Berbagai bentuk dan mutu layanan dan produk yang dihasilkan oleh sekolah/madrasah
tersebut akan memengaruhui stakeholder dari
sekolah/madrasah tersebut. Perubahan mutu layanan dan produk yang dihasilkan
oleh sekolah/madrasah tertentu akan dapat mengubah stakeholder sekolah/madrasah tersebut.
Jika melihat dari beberapa
pembagian stakeholder dilembaga
pendidikan, maka akan dikenal stakeholder
primer, sekunder, dan tertsier. Stakeholder
utama sekolah/madrasah adalah siswa, namun demikian siswa datang ke
sekolah/madrasah karena adanya pembiyaan dari orang tua siswa, sehingga kedua
komponen tersebut merupakan komponen yang paling harus diperhatikan oleh
sekolah/madrasah.
Untuk mengidentifikasi stakeholder potensial dapat dilakukan
dengan mengajukan berbagai pertanyaan, misalnya orang tua dengan tingkat eknomi
yang bagaimana? Orang tua muslim yang memiliki aliran apa? Orang tua muslim
yang tinggal dimana? Orang tua muslim yang menginginkan anaknya memiliki
kecakapan apa setelah lulus? Dan seterusnya. Pertanyaan-pertanyaan itulah yang
kemudian sekurang-kurangnya akan memberikan jawaban terhadap pertanyaan stakeholder potensial dari madrasah ini?
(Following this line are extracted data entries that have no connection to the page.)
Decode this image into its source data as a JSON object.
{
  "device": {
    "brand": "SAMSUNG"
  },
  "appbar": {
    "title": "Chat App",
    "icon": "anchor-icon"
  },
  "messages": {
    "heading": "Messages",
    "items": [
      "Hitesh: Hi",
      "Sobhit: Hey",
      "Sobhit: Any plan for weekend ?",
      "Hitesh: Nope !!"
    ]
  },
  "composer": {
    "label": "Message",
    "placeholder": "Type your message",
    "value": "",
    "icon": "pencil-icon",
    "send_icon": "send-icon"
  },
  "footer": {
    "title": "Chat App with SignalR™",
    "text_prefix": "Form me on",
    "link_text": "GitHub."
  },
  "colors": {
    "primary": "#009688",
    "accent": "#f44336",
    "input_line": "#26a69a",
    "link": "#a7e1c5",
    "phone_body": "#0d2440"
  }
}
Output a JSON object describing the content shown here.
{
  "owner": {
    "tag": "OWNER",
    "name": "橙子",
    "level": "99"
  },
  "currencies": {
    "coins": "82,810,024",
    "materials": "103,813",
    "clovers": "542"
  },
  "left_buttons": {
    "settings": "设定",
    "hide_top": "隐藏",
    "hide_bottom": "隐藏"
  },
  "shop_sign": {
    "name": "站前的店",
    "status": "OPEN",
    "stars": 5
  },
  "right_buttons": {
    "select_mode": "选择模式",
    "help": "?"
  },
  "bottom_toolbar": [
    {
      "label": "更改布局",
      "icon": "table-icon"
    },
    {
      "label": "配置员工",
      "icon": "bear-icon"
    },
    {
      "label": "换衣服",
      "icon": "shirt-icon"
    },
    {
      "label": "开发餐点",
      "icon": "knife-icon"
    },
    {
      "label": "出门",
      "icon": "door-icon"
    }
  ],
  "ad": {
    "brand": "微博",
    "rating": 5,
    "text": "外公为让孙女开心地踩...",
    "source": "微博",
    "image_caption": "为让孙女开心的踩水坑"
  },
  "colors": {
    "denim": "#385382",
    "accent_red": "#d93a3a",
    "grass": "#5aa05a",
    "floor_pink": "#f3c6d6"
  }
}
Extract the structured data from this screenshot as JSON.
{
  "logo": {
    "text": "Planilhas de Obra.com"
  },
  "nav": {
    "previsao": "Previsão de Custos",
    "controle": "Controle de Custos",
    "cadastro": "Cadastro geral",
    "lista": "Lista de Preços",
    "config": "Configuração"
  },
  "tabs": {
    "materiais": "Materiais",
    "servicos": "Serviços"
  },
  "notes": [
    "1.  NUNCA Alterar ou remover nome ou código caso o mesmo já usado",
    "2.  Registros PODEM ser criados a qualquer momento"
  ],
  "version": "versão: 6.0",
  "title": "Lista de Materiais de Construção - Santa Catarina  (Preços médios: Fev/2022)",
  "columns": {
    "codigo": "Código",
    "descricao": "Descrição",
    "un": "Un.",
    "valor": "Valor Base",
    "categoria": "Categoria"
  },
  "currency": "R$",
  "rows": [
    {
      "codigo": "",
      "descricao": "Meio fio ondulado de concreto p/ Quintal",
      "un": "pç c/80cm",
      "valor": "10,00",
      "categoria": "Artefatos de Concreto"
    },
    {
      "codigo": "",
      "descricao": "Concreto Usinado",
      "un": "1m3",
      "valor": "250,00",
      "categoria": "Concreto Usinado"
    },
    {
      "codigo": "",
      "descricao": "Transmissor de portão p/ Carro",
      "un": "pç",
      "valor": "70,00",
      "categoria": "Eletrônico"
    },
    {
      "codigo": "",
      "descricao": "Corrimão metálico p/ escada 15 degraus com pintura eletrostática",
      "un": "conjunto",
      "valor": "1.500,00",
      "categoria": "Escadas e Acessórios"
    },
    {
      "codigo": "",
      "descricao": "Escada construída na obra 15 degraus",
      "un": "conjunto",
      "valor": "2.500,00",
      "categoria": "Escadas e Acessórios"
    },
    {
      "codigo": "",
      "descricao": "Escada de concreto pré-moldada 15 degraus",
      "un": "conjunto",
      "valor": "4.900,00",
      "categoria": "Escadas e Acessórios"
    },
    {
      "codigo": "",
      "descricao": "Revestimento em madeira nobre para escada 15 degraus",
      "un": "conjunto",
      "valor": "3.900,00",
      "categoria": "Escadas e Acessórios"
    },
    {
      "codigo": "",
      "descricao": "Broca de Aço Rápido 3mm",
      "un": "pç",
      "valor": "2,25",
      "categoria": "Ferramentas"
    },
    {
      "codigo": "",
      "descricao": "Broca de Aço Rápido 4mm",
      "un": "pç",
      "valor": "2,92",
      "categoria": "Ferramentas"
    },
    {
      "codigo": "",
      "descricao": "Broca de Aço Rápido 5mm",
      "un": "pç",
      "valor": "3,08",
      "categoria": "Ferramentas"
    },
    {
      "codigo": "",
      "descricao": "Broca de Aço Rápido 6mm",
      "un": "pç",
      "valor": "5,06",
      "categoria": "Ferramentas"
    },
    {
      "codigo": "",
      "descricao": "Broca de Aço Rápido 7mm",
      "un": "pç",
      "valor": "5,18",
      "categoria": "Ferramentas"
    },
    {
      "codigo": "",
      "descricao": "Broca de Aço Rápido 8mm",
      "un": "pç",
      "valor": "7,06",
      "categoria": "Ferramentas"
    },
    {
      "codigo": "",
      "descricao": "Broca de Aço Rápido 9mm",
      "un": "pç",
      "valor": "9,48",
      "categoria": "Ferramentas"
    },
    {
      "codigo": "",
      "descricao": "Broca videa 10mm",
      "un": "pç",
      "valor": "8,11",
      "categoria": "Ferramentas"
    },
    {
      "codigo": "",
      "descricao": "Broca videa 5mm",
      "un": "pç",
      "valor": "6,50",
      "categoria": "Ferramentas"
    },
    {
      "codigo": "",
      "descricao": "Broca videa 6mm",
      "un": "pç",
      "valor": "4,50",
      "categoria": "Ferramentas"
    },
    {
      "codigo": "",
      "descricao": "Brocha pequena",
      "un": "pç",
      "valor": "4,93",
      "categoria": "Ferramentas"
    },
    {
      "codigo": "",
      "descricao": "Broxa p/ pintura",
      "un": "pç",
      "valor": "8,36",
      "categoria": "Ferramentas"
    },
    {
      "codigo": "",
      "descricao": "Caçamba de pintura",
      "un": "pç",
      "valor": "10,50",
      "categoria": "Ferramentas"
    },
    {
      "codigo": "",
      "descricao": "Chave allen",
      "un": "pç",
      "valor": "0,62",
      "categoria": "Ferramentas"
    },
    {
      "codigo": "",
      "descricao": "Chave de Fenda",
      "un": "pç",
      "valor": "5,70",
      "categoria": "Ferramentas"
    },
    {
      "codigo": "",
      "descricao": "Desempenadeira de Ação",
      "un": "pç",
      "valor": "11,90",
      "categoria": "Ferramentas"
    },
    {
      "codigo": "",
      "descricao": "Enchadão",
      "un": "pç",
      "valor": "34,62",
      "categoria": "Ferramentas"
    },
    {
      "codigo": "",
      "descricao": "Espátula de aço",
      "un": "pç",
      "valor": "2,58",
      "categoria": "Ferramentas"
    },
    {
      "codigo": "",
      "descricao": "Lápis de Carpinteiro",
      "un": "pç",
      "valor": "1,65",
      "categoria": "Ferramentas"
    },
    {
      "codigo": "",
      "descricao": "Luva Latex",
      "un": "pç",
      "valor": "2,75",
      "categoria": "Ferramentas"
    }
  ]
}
Untuk menjawab pertanyaan tersebut tentunya harus digunakan metode yang tepat.
Misalnya dengan metode survei.[4]
Stakeholder
pendidikan dapat diartikan sebagai orang yang menjadi pemegang
dan sekaligus pemberi support terhadap pendidikan atau lembaga pendidikan.
Stakeholder pendidikan dibagi dalam 3 kategori utama, yaitu:
1.
Sekolah, termasuk di dalamnya adalah para guru, kepala
sekolah, murid dan tata usaha sekolah.
Seperti
yang kita tahu, di dalam sekolah terdapat berbagai pihak diantaranya kepala
sekolah, pendidik, dan peserta didik. Kepala sekolah bertanggung jawab pada
perkembangan prestasi peserta didiknya, suasana lingkungan kerja guru, dan
karakter keseluruhan sekolah. Kepala sekolah juga memegang peranan penting lain
yaitu penghubung antara guru, orang tua, dan para stakeholder lainnya. Peserta
didik di masa globalisasi semakin membuat mereka beragam dengan kehadiran
teknologi sebagai tempat-tempat belajar informal mereka (internet, media
sosial, dll). Guru sebagai elemen kunci utama pendidikan semakin dituntut untuk
beradaptasi dan bertanggung jawab atas hal-hal yang dialami peserta didik.
2.
Pemerintah, diwakili oleh para pengawas, pemilik,
dinas pendidikan, walikota, sampai menteri pendidikan nasional.
Pemerintah,
selaku pembuat kebijakan juga harus bersinergi dengan stakeholder lain.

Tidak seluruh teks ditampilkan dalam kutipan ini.